Duchenne muscular dystrophy (DMD) is a severe and progressive, X-linked, neuromuscular disorder caused by mutations in the dystrophin gene. In DMD, the lack of functional dystrophin protein makes the muscle membrane fragile, leaving the muscle fibers prone to damage during contraction. Muscle degeneration in DMD patients is closely associated with a prolonged inflammatory response, and while this is important to stimulate regeneration, inflammation is also thought to exacerbate muscle damage. Neutrophils are one of the first immune cells to be recruited to the damaged muscle and are the first line of defense during tissue injury or infection. Neutrophils can promote inflammation by releasing pro-inflammatory cytokines and compounds, including myeloperoxidase (MPO) and neutrophil elastase (NE), that lead to oxidative stress and are thought to have a role in prolonging inflammation in DMD. In this review, we provide an overview of the roles of the innate immune response, with particular focus on mechanisms used by neutrophils to exacerbate muscle damage and impair regeneration in DMD.

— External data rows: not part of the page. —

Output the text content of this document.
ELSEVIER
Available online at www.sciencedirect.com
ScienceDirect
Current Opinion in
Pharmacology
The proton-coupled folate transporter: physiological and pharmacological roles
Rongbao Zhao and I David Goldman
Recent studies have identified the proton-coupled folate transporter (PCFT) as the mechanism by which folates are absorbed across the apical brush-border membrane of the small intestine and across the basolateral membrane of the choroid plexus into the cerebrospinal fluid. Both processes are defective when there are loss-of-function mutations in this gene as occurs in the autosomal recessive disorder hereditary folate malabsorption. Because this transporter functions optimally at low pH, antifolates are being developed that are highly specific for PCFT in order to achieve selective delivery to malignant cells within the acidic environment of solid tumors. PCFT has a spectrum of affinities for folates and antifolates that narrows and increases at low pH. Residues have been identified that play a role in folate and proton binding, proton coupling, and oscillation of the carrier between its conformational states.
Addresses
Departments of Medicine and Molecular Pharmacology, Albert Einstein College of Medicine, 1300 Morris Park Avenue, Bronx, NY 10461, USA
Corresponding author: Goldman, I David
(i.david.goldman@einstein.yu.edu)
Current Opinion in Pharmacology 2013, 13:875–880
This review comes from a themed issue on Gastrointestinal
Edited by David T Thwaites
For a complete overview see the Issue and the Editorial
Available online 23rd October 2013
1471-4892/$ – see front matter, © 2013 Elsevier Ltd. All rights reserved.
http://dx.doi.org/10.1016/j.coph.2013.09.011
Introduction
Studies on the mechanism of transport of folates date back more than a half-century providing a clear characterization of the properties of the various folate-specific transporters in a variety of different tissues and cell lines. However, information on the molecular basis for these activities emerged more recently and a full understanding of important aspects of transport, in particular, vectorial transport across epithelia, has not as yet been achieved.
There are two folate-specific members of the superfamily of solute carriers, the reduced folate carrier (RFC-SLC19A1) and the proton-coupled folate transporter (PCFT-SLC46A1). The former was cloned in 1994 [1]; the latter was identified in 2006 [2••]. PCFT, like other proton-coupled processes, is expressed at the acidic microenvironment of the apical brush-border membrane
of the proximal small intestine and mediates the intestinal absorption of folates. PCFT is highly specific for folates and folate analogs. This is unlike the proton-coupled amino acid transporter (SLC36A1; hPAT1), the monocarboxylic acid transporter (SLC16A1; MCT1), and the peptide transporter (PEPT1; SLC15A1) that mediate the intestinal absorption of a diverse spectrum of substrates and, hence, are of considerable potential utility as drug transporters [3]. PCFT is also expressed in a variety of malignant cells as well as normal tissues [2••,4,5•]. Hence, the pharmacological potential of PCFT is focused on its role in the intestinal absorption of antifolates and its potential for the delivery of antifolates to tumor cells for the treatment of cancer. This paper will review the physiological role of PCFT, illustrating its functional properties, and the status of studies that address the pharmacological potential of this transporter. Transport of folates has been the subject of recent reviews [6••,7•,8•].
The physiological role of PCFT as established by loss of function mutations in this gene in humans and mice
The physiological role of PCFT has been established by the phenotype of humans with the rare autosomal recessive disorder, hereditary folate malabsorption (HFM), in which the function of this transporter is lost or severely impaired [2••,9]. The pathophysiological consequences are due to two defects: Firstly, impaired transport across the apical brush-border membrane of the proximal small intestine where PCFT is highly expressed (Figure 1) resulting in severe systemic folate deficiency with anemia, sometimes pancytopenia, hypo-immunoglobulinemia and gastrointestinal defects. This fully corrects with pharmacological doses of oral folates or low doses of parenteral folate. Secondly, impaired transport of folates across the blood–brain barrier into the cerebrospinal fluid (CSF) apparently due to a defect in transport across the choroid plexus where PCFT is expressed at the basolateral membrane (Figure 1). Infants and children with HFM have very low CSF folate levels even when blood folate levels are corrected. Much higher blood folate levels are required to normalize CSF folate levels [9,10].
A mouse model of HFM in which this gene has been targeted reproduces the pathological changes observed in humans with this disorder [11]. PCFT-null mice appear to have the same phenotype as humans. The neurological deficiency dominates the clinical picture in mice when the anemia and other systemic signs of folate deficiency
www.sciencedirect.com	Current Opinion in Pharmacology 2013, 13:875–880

Keywords: DMD; Duchenne muscular dystrophy; inflammation; myeloperoxidase; neutrophil elastase; neutrophils.

Figure 1

Schematic of the immunological events following muscle damage in Duchenne muscular dystrophy (DMD). An inflammatory response is activated in dystrophic muscle cells, and immune cells, including neutrophils and macrophages, are recruited to the sites of damage. The expression of inducible nitric oxide synthase (iNOS), myeloperoxidase (MPO), hypochlorous acid (HOCl), and pro-inflammatory cytokines, including interleukin (IL) 6 (IL-6), tumor necrosis factor alpha (TNF-α) and IL-1β, followed by anti-inflammatory cytokines, including IL-10, IL-4 and transforming growth factor beta (TGF-β), combined with the release of DAMPs including single stranded RNA (ssRNA) and high mobility group box protein 1 (HMGB1), initially results in regeneration of the muscle. However, continuous release of cytokines and DAMPs results in prolonged inflammation. This chronic inflammatory condition leads to impaired muscle repair followed by necrosis of muscle cells and accumulation of excessive fatty connective tissue leading to fibrosis.

Figure 2

Mechanisms used by neutrophils to promote muscle damage in Duchenne muscular dystrophy (DMD). Following muscle damage, damage associated molecular patterns (DAMPS) are released from the dystrophic muscle and activate neutrophils via recognition by toll-like receptors (TLRs) and macrophage-1 antigen (Mac-1) on the cell surface. This interaction activates the myeloid differentiation primary response 88 (MyD88) pathway which further activates the IκB kinases (IKKs) and mitogen-activated kinases (MAPKs). This induces the expression of nuclear factor kappa B (NF-κB) and activator protein 1 (AP-1) transcription factors which promote the transcription of pro-inflammatory cytokines. DAMP-TLR interactions also cause the release of neutrophil elastase (NE) and myeloperoxidase (MPO) from the azurophilic granules within the neutrophil into the cytoplasm. MPO catalyzes the production of reactive oxygen species (ROS) including hypochlorous acid (HOCl), which elevates oxidative stress and promotes muscle cell lysis. NE induces chromatin decondensation and, together with MPO, lead to neutrophil extracellular trap (NET) formation. It is thought that NETs are released outside the cell by cell-lysis and further promote inflammation.